Avec les véhicules électriques, le défi pour les fabricants de batteries est simple : fabriquer des batteries qui peuvent contenir plus d’énergie, afin que les véhicules qu’elles alimentent puissent aller plus loin avec chaque charge.
Toutefois, pour les entreprises qui fabriquent des batteries rechargeables pour les dispositifs médicaux implantables (stimulateurs cardiaques, défibrillateurs cardiaques), la sécurité prime sur tout le reste. Certes, ces piles doivent durer, mais cette durée de vie ne peut se faire au détriment de la santé du patient.
C’est pourquoi les batteries actuellement utilisées dans ces appareils ont des anodes qui fonctionnent à une tension plus élevée que celles des batteries lithium-ion ordinaires. L’anode est le composant d’une batterie qui libère des ions lithium et des électrons lors de la consommation d’énergie et qui absorbe des ions et des électrons lors de la charge.Dans la plupart des batteries lithium-ion, l’anode est en graphite.
« Ce sont des batteries extraordinaires, mais leur densité énergétique est assez faible », déclare Eric McCalla, professeur associé au département de chimie de l’université McGill. « Par conséquent, il existe des applications pour lesquelles elles ne contiennent tout simplement pas assez d’énergie. »

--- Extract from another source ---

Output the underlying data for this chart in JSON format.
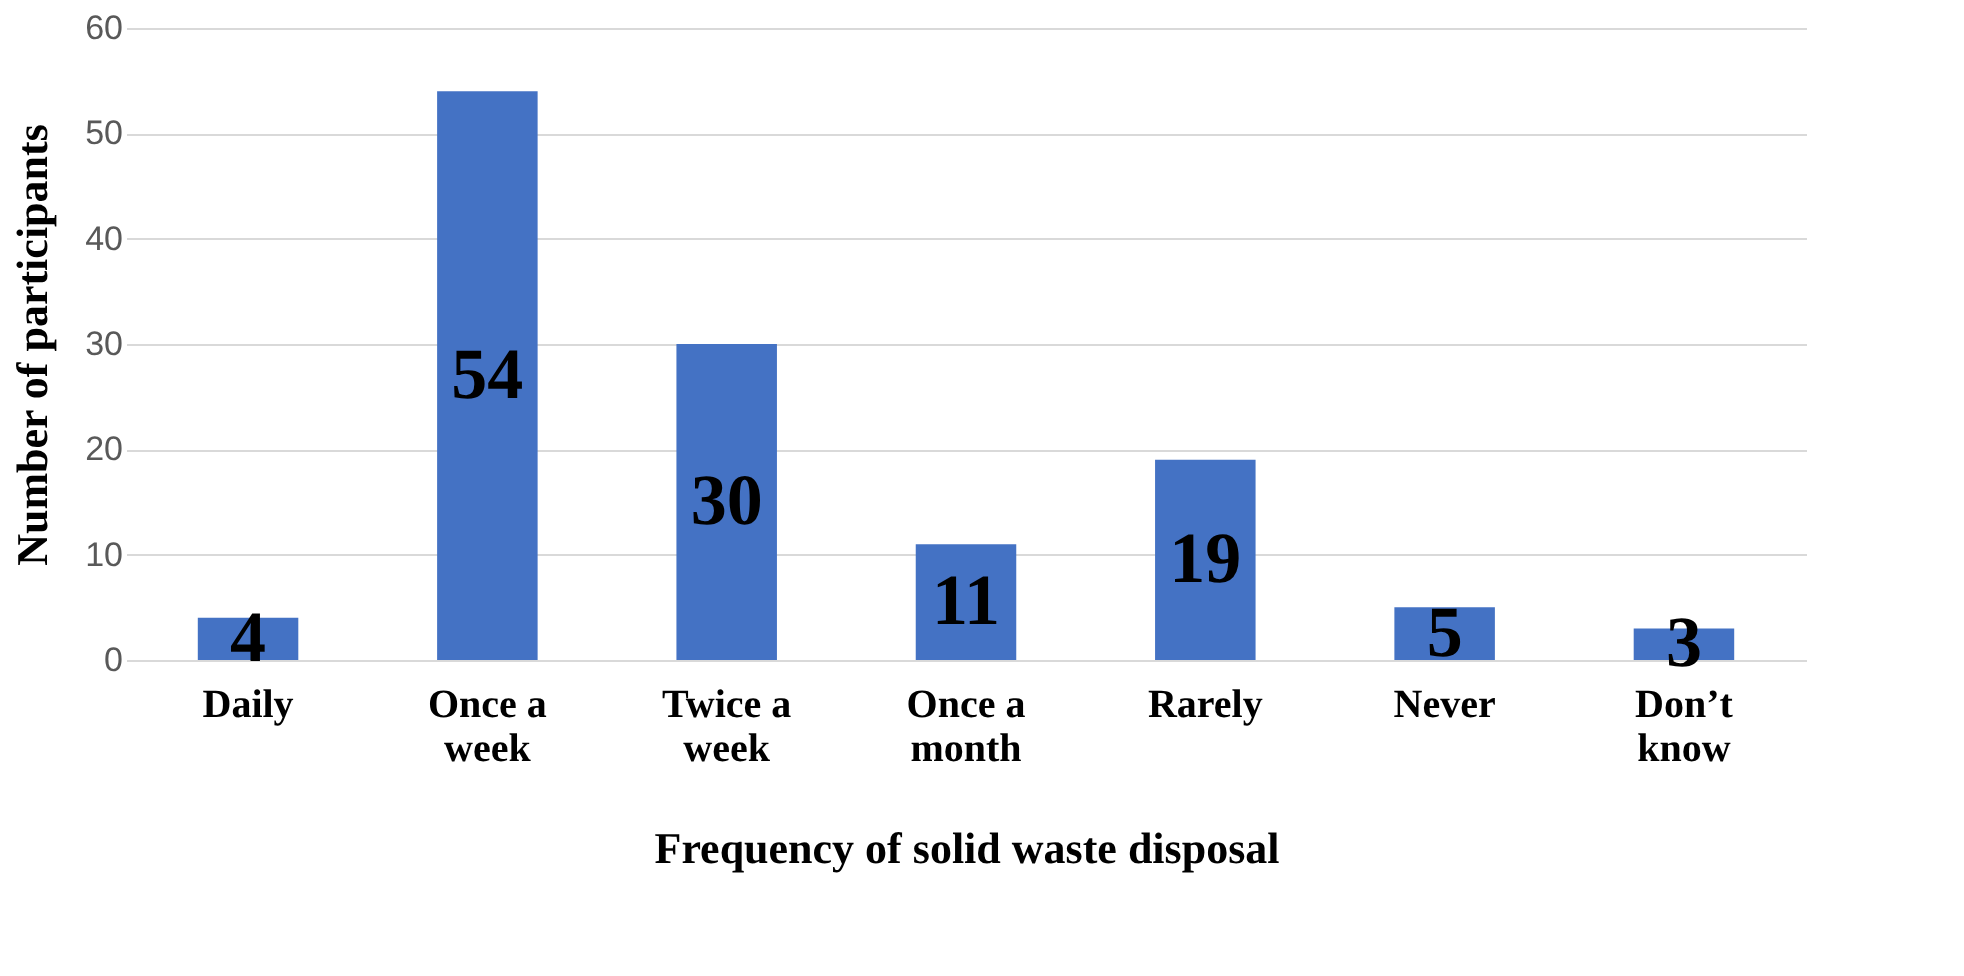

Eric McCalla et son équipe ont récemment fait une percée qui pourrait changer la donne. Dans une étude antérieure, le groupe a démontré que l’ajout d’une petite quantité d’un élément appelé néodyme à l’anode entraînait une augmentation considérable de 20 % de la densité énergétique de la batterie. Dans cette nouvelle étude, ils ont utilisé le Centre canadien de rayonnement synchrotron de l’université de la Saskatchewan pour comprendre pourquoi une si petite quantité de cet élément pouvait entraîner une augmentation aussi importante du stockage de l’énergie.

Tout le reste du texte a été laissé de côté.